Countries in the Middle East and North Africa are taking steps to become major exporters of hydrogen in a bid to meet demand for cleaner sources of energy.
The countries can exploit low-cost gas resources, according to research by the Arab Petroleum Investments Corporation, a multilateral development financial institution.
In a report titled MENA (Middle East and North Africa) Power Investment Outlook 2020-2024, the institution said Saudi Arabia and Morocco have already taken measurable steps to bolster their position as low-cost exporters of blue and green hydrogen. The former is hydrogen gas that is produced by using nonrenewable energy sources. The latter refers to hydrogen gas that is produced from renewable energy sources. The countries have also taken strides in producing net-zero ammonia and other low-carbon products.
Saudi Arabia is testing different approaches. Saudi Aramco, in partnership with Saudi Basic Industries Corporation with the support of the Japanese Ministry of Economy, Trade and Industry, exported a 40-ton demonstration shipment of blue ammonia to Japan, which can generate about 10 percent of its power from 30 million tons of the product.
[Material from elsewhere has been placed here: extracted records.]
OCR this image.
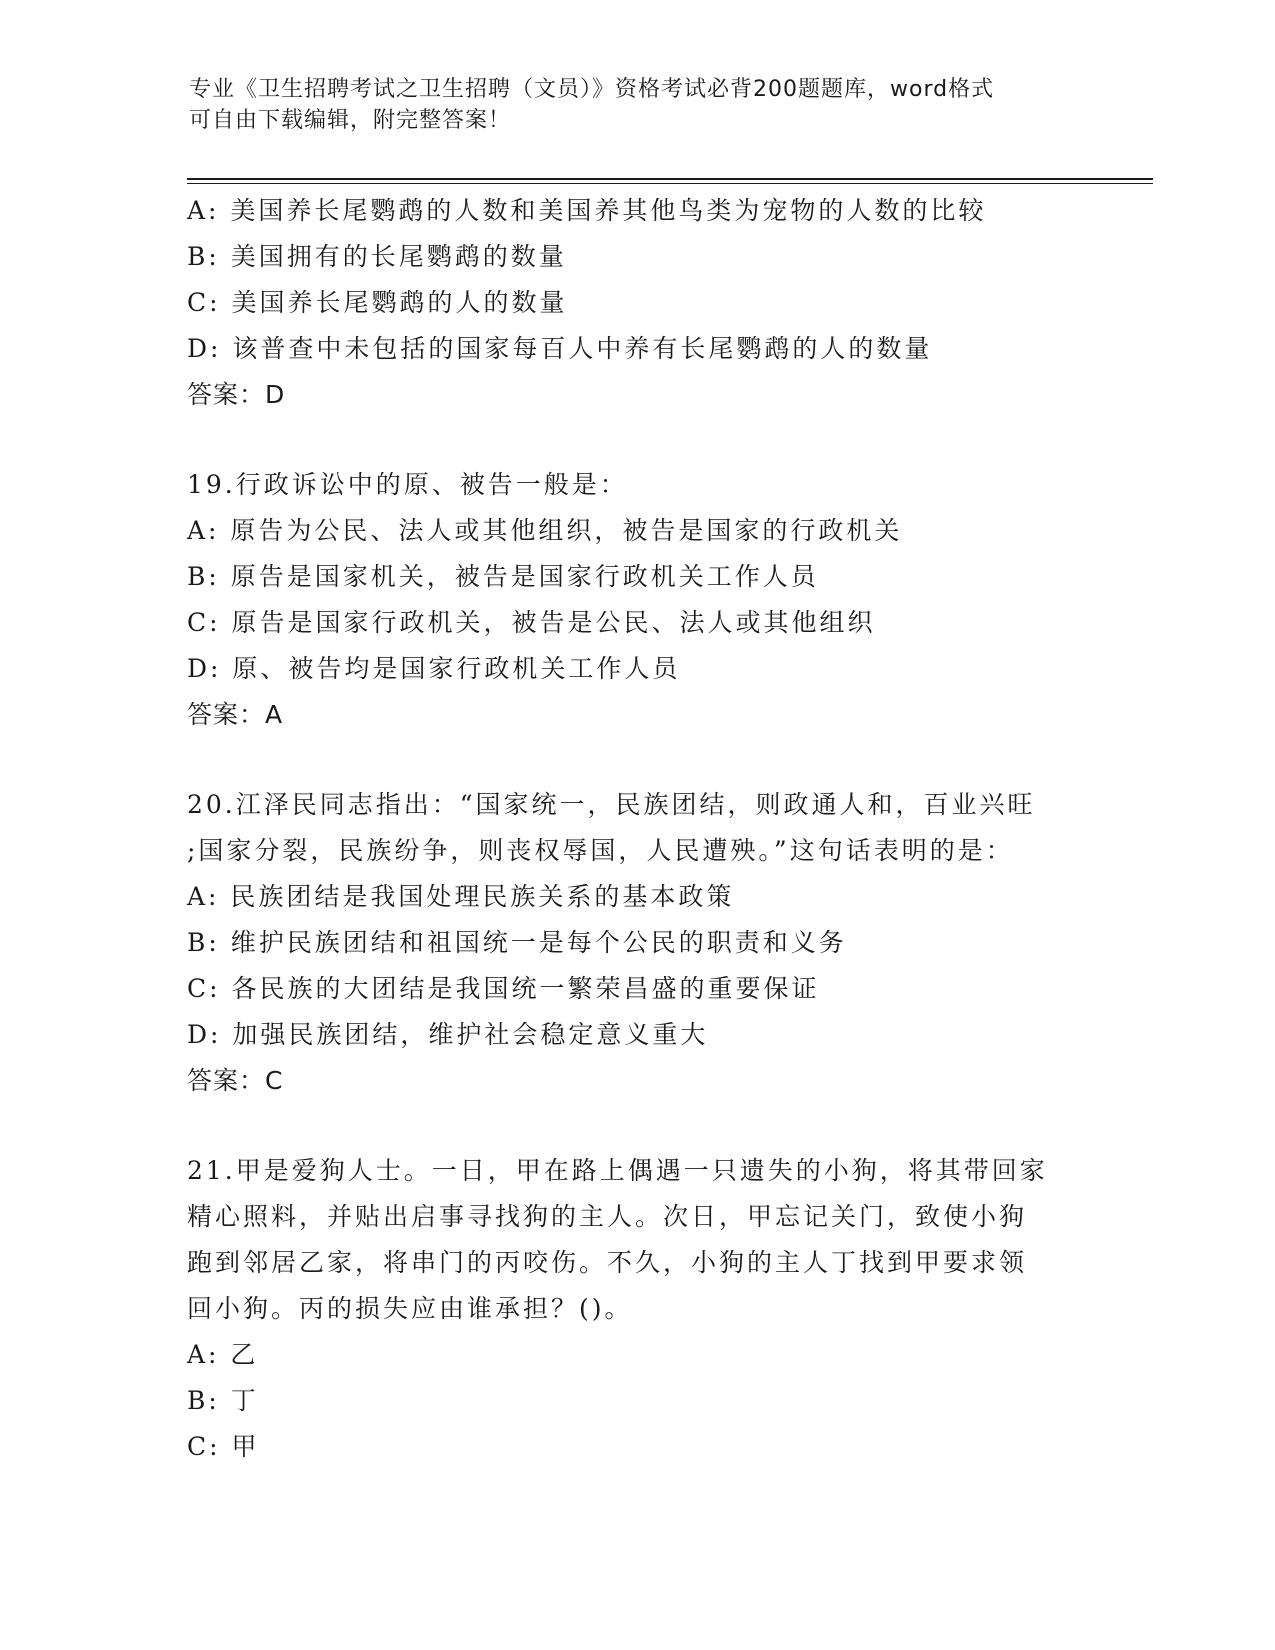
专业《卫生招聘考试之卫生招聘（文员）》资格考试必背200题题库，word格式
可自由下载编辑，附完整答案！
A: 美国养长尾鹦鹉的人数和美国养其他鸟类为宠物的人数的比较
B: 美国拥有的长尾鹦鹉的数量
C: 美国养长尾鹦鹉的人的数量
D: 该普查中未包括的国家每百人中养有长尾鹦鹉的人的数量
答案：D
19.行政诉讼中的原、被告一般是：
A: 原告为公民、法人或其他组织，被告是国家的行政机关
B: 原告是国家机关，被告是国家行政机关工作人员
C: 原告是国家行政机关，被告是公民、法人或其他组织
D: 原、被告均是国家行政机关工作人员
答案：A
20.江泽民同志指出：“国家统一，民族团结，则政通人和，百业兴旺
;国家分裂，民族纷争，则丧权辱国，人民遭殃。”这句话表明的是：
A: 民族团结是我国处理民族关系的基本政策
B: 维护民族团结和祖国统一是每个公民的职责和义务
C: 各民族的大团结是我国统一繁荣昌盛的重要保证
D: 加强民族团结，维护社会稳定意义重大
答案：C
21.甲是爱狗人士。一日，甲在路上偶遇一只遗失的小狗，将其带回家
精心照料，并贴出启事寻找狗的主人。次日，甲忘记关门，致使小狗
跑到邻居乙家，将串门的丙咬伤。不久，小狗的主人丁找到甲要求领
回小狗。丙的损失应由谁承担？()。
A: 乙
B: 丁
C: 甲
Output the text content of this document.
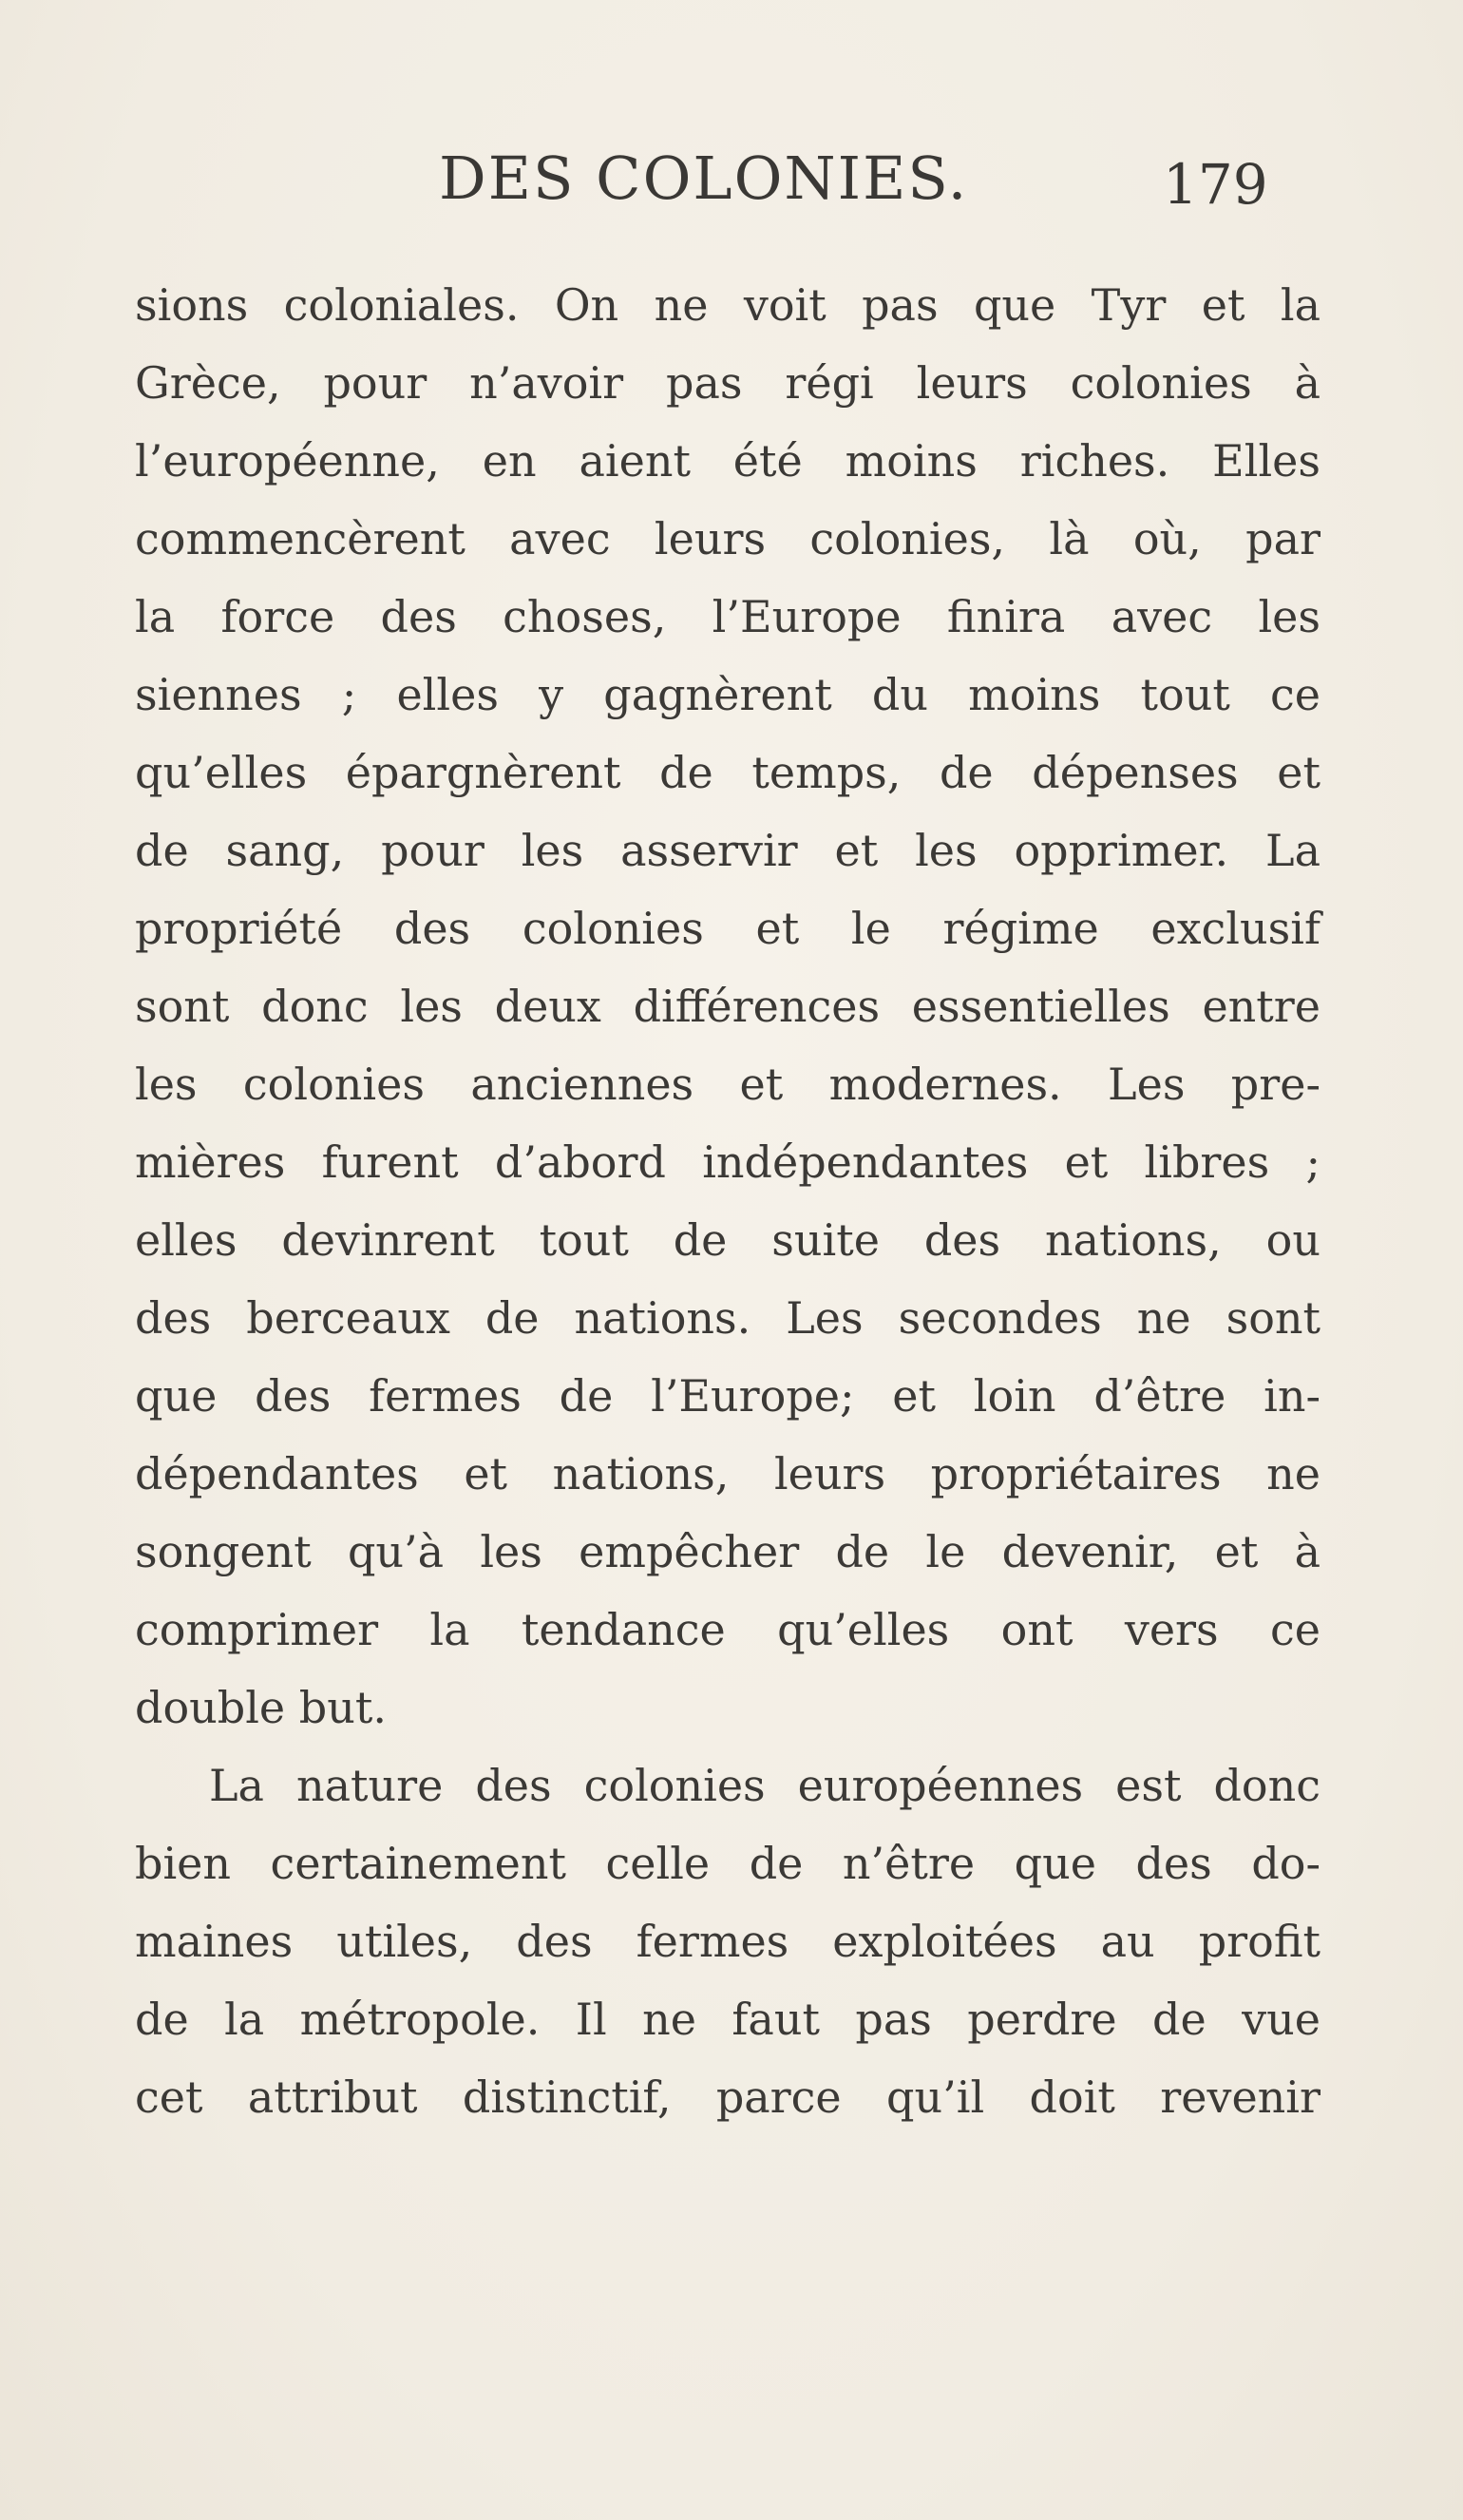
DES COLONIES.	179
sions coloniales. On ne voit pas que Tyr et la
Grèce, pour n’avoir pas régi leurs colonies à
l’européenne, en aient été moins riches. Elles
commencèrent avec leurs colonies, là où, par
la force des choses, l’Europe finira avec les
siennes ; elles y gagnèrent du moins tout ce
qu’elles épargnèrent de temps, de dépenses et
de sang, pour les asservir et les opprimer. La
propriété des colonies et le régime exclusif
sont donc les deux différences essentielles entre
les colonies anciennes et modernes. Les pre-
mières furent d’abord indépendantes et libres ;
elles devinrent tout de suite des nations, ou
des berceaux de nations. Les secondes ne sont
que des fermes de l’Europe; et loin d’être in-
dépendantes et nations, leurs propriétaires ne
songent qu’à les empêcher de le devenir, et à
comprimer la tendance qu’elles ont vers ce
double but.
La nature des colonies européennes est donc
bien certainement celle de n’être que des do-
maines utiles, des fermes exploitées au profit
de la métropole. Il ne faut pas perdre de vue
cet attribut distinctif, parce qu’il doit revenir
Blue ammonia is the form of ammonia used as a feedstock to make blue hydrogen.
To make blue ammonia, Saudi Arabia uses domestically produced natural gas in order to make blue hydrogen, which is then mixed with nitrogen. The associated carbon dioxide generated during the natural gas processing is captured and used for enhanced oil recovery at Saudi Aramco's Uthmaniyah field as well as production of methanol at SABIC's Ibn Sina facility, the report said.
Capitalizing on a hydrogen strategy promoted in Europe, Morocco is pursuing a more aggressive route that aims to build a so-called power-to-X industry, using renewable electricity to create green hydrogen, synthetic gas, ammonia for fertilizers and industrial liquids.
With 20,000 megawatts of potential solar PV capacity and 6,500 megawatts for wind versus an installed renewable capacity of 3,685 megawatts including 1,770 megawatts hydro, 1,215 megawatts solar and 700 megawatts wind, the country is drawing on its green hydrogen potential.
In July, the country signed a memorandum of understanding, or MoU, with Germany to build Africa's first industrial green hydrogen plant.
Other countries in North Africa and the Middle East are in various stages of progress. The Abu Dhabi Department of Energy signed a MoU in January with Japan's Marubeni to study the feasibility of hydrogen production using renewable energy.
The Dubai Electricity and Water Authority and Siemens signed a MoU in February to build a pilot project for the region's first solar-powered hydrogen facility in the MBR Solar Park.
According to the report, the rise of North Africa and the Middle East as a more interconnected market, and as a potential exporting region for net-zero products, should be the vision that policymakers strive to achieve.